2. Flexible Deformities (Deltoid Reconstruction): In a very select group of patients presenting with a flexible, reducible hindfoot deformity, less than 10 degrees of tibiotalar valgus tilt, and minimal lateral ankle joint arthrosis, joint-sparing procedures can be attempted.
   • Jeng et al. described a specialized "minimally invasive" allograft technique for deltoid ligament reconstruction. This is virtually always performed in conjunction with a triple arthrodesis to provide a stable foundation, thereby protecting the medial ligamentous reconstruction from recurrent valgus forces.
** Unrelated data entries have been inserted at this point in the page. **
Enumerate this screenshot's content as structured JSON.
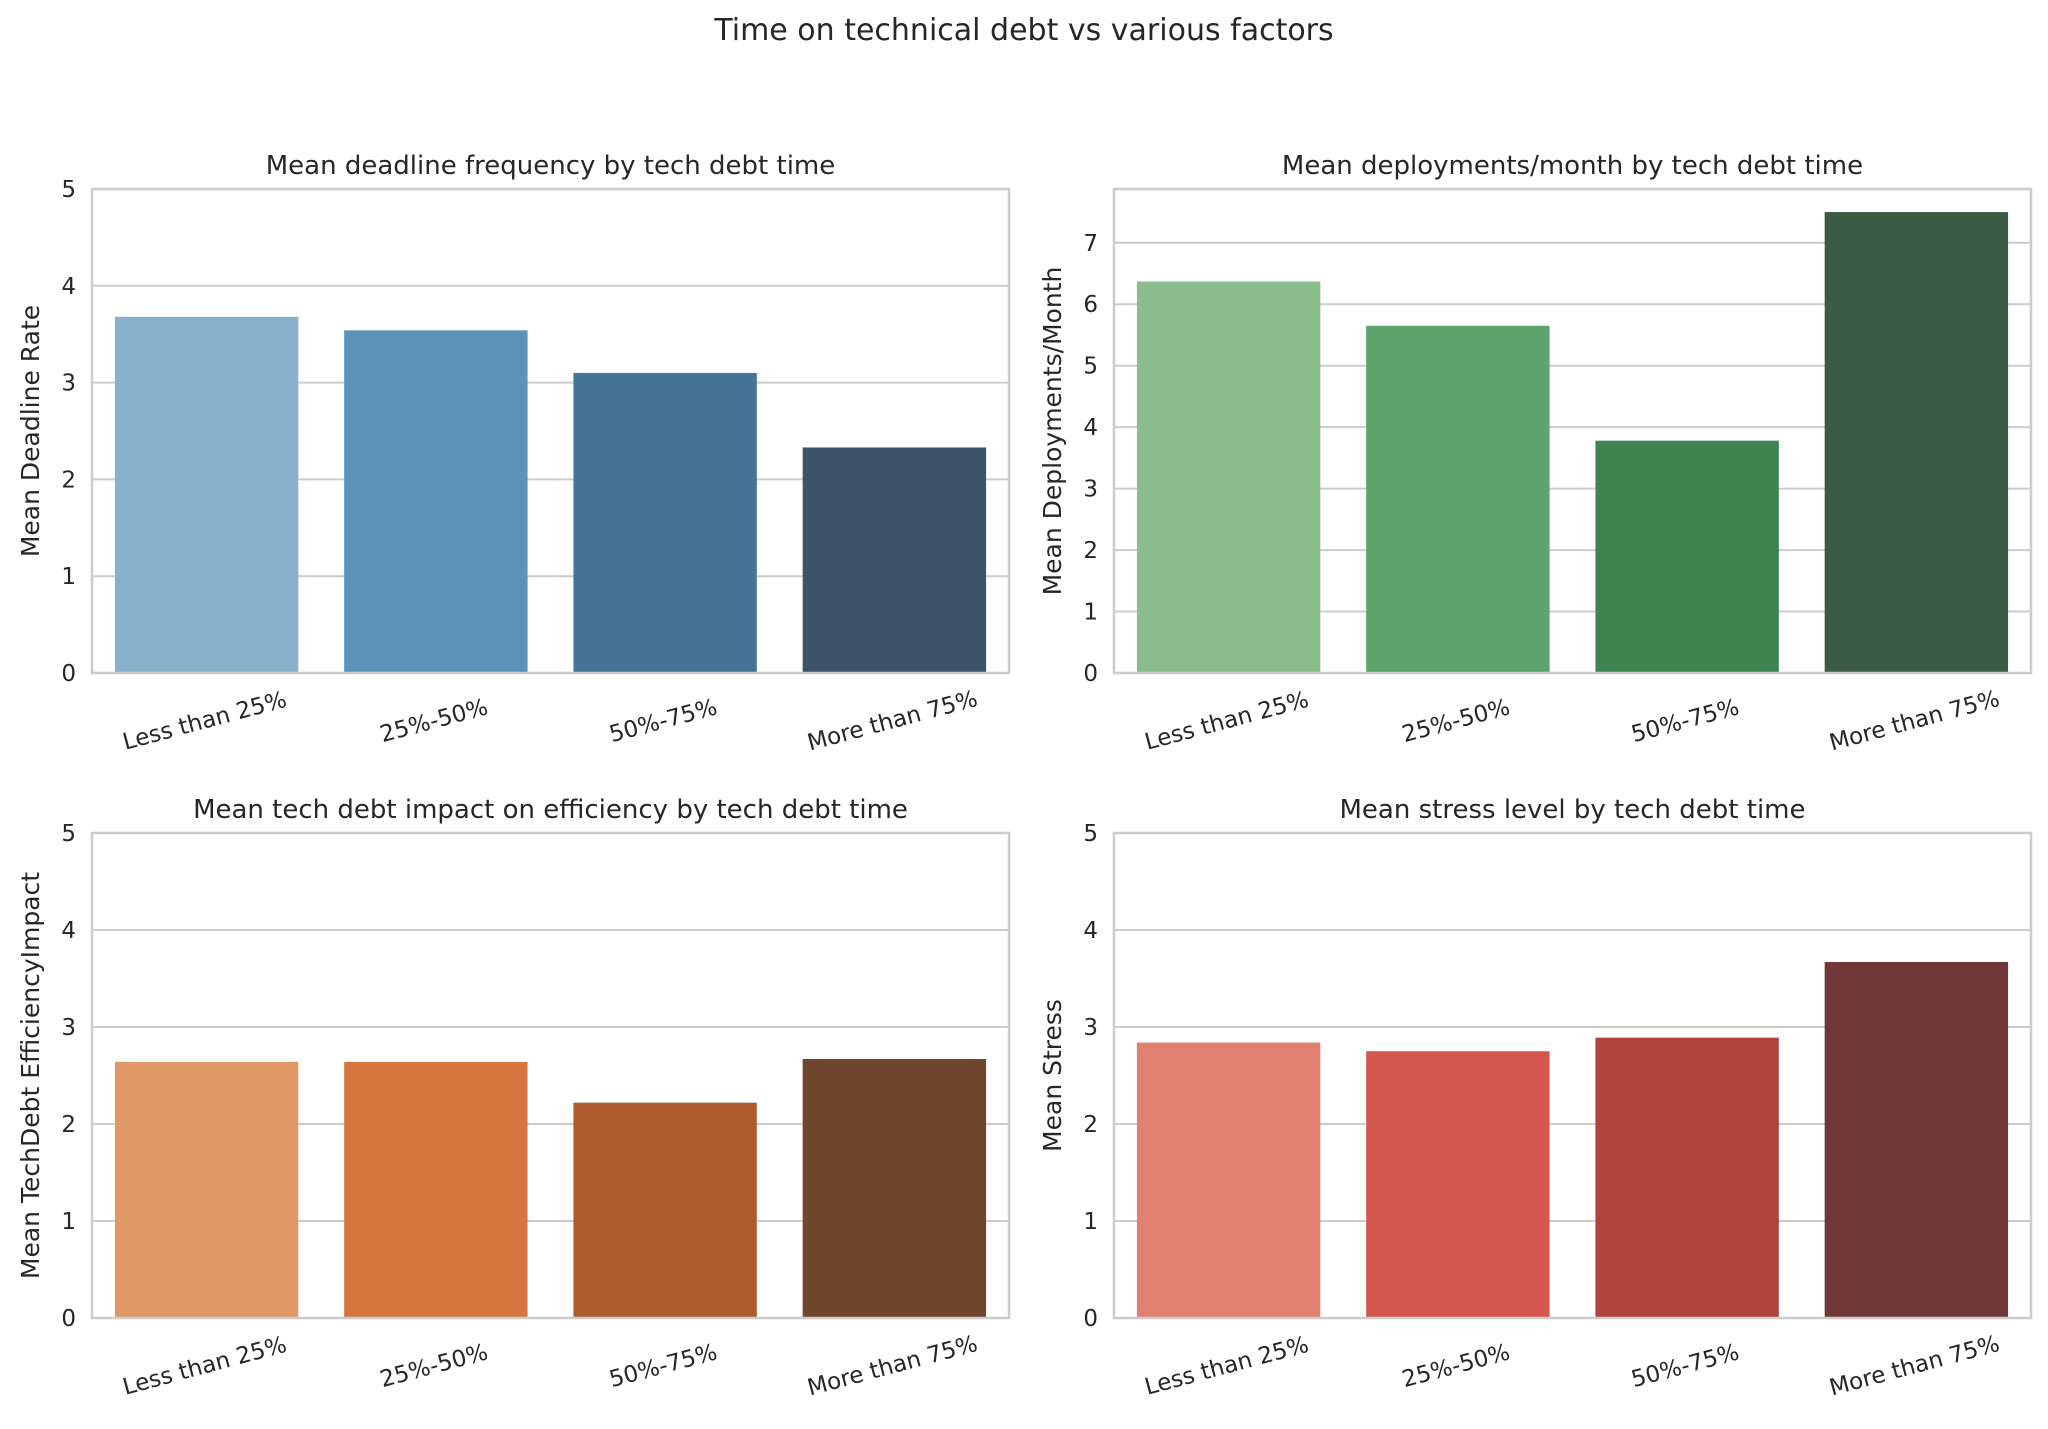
{
  "figure": {
    "title": "Time on technical debt vs various factors"
  },
  "chart_data": [
    {
      "type": "bar",
      "title": "Mean deadline frequency by tech debt time",
      "xlabel": "",
      "ylabel": "Mean Deadline Rate",
      "categories": [
        "Less than 25%",
        "25%-50%",
        "50%-75%",
        "More than 75%"
      ],
      "values": [
        3.68,
        3.54,
        3.1,
        2.33
      ],
      "colors": [
        "#89b1cc",
        "#5c93b9",
        "#447594",
        "#3c5368"
      ],
      "ylim": [
        0,
        5
      ],
      "yticks": [
        0,
        1,
        2,
        3,
        4,
        5
      ],
      "grid": true
    },
    {
      "type": "bar",
      "title": "Mean deployments/month by tech debt time",
      "xlabel": "",
      "ylabel": "Mean Deployments/Month",
      "categories": [
        "Less than 25%",
        "25%-50%",
        "50%-75%",
        "More than 75%"
      ],
      "values": [
        6.37,
        5.65,
        3.78,
        7.5
      ],
      "colors": [
        "#8abc8c",
        "#5ca46c",
        "#418251",
        "#3b5b44"
      ],
      "ylim": [
        0,
        7.875
      ],
      "yticks": [
        0,
        1,
        2,
        3,
        4,
        5,
        6,
        7
      ],
      "grid": true
    },
    {
      "type": "bar",
      "title": "Mean tech debt impact on efficiency by tech debt time",
      "xlabel": "",
      "ylabel": "Mean TechDebt EfficiencyImpact",
      "categories": [
        "Less than 25%",
        "25%-50%",
        "50%-75%",
        "More than 75%"
      ],
      "values": [
        2.64,
        2.64,
        2.22,
        2.67
      ],
      "colors": [
        "#e09866",
        "#d6763e",
        "#ae5b2d",
        "#70462f"
      ],
      "ylim": [
        0,
        5
      ],
      "yticks": [
        0,
        1,
        2,
        3,
        4,
        5
      ],
      "grid": true
    },
    {
      "type": "bar",
      "title": "Mean stress level by tech debt time",
      "xlabel": "",
      "ylabel": "Mean Stress",
      "categories": [
        "Less than 25%",
        "25%-50%",
        "50%-75%",
        "More than 75%"
      ],
      "values": [
        2.84,
        2.75,
        2.89,
        3.67
      ],
      "colors": [
        "#e08070",
        "#d3574e",
        "#ae433c",
        "#703739"
      ],
      "ylim": [
        0,
        5
      ],
      "yticks": [
        0,
        1,
        2,
        3,
        4,
        5
      ],
      "grid": true
    }
  ]
}
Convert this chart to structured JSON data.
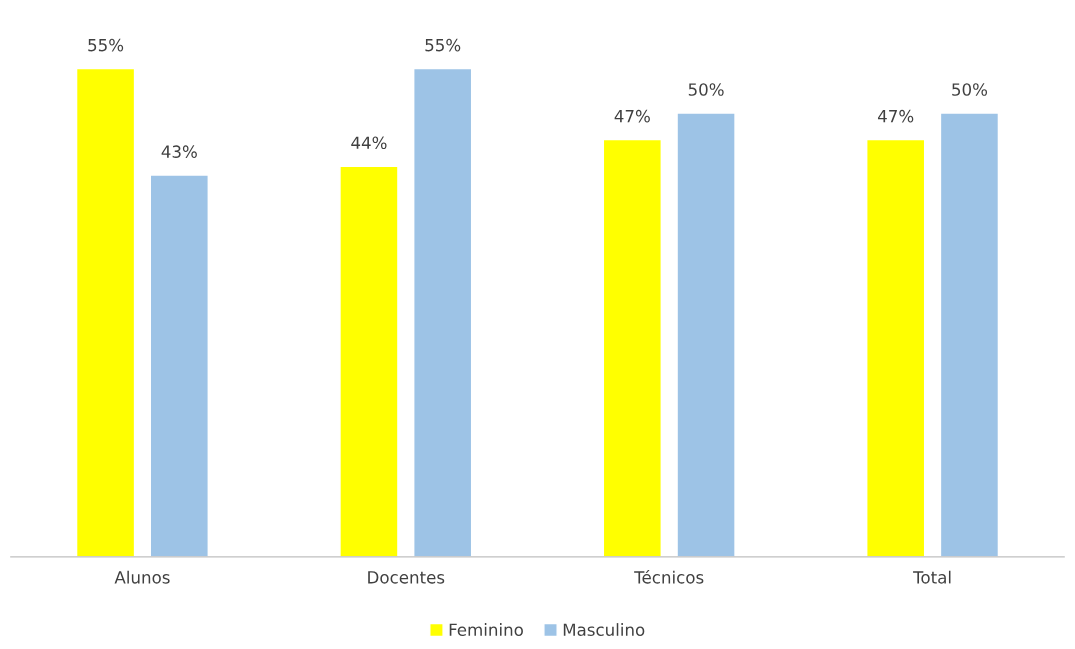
{
  "chart_data": {
    "type": "bar",
    "categories": [
      "Alunos",
      "Docentes",
      "Técnicos",
      "Total"
    ],
    "series": [
      {
        "name": "Feminino",
        "color": "#ffff00",
        "values": [
          55,
          44,
          47,
          47
        ],
        "value_labels": [
          "55%",
          "44%",
          "47%",
          "47%"
        ]
      },
      {
        "name": "Masculino",
        "color": "#9dc3e6",
        "values": [
          43,
          55,
          50,
          50
        ],
        "value_labels": [
          "43%",
          "55%",
          "50%",
          "50%"
        ]
      }
    ],
    "tick_labels": "x",
    "legend": "bottom",
    "grid": false
  }
}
Academic Perspective: The success of medial column arthrodesis relies heavily on the surgeon's ability to recognize the multi-planar nature of flatfoot deformity. Failing to address a tight gastrocnemius or ignoring a subluxed first TMT joint will inevitably lead to recurrent deformity, hardware failure, or nonunion. Meticulous joint preparation and rigid, multi-planar compression are the hallmarks of a successful outcome.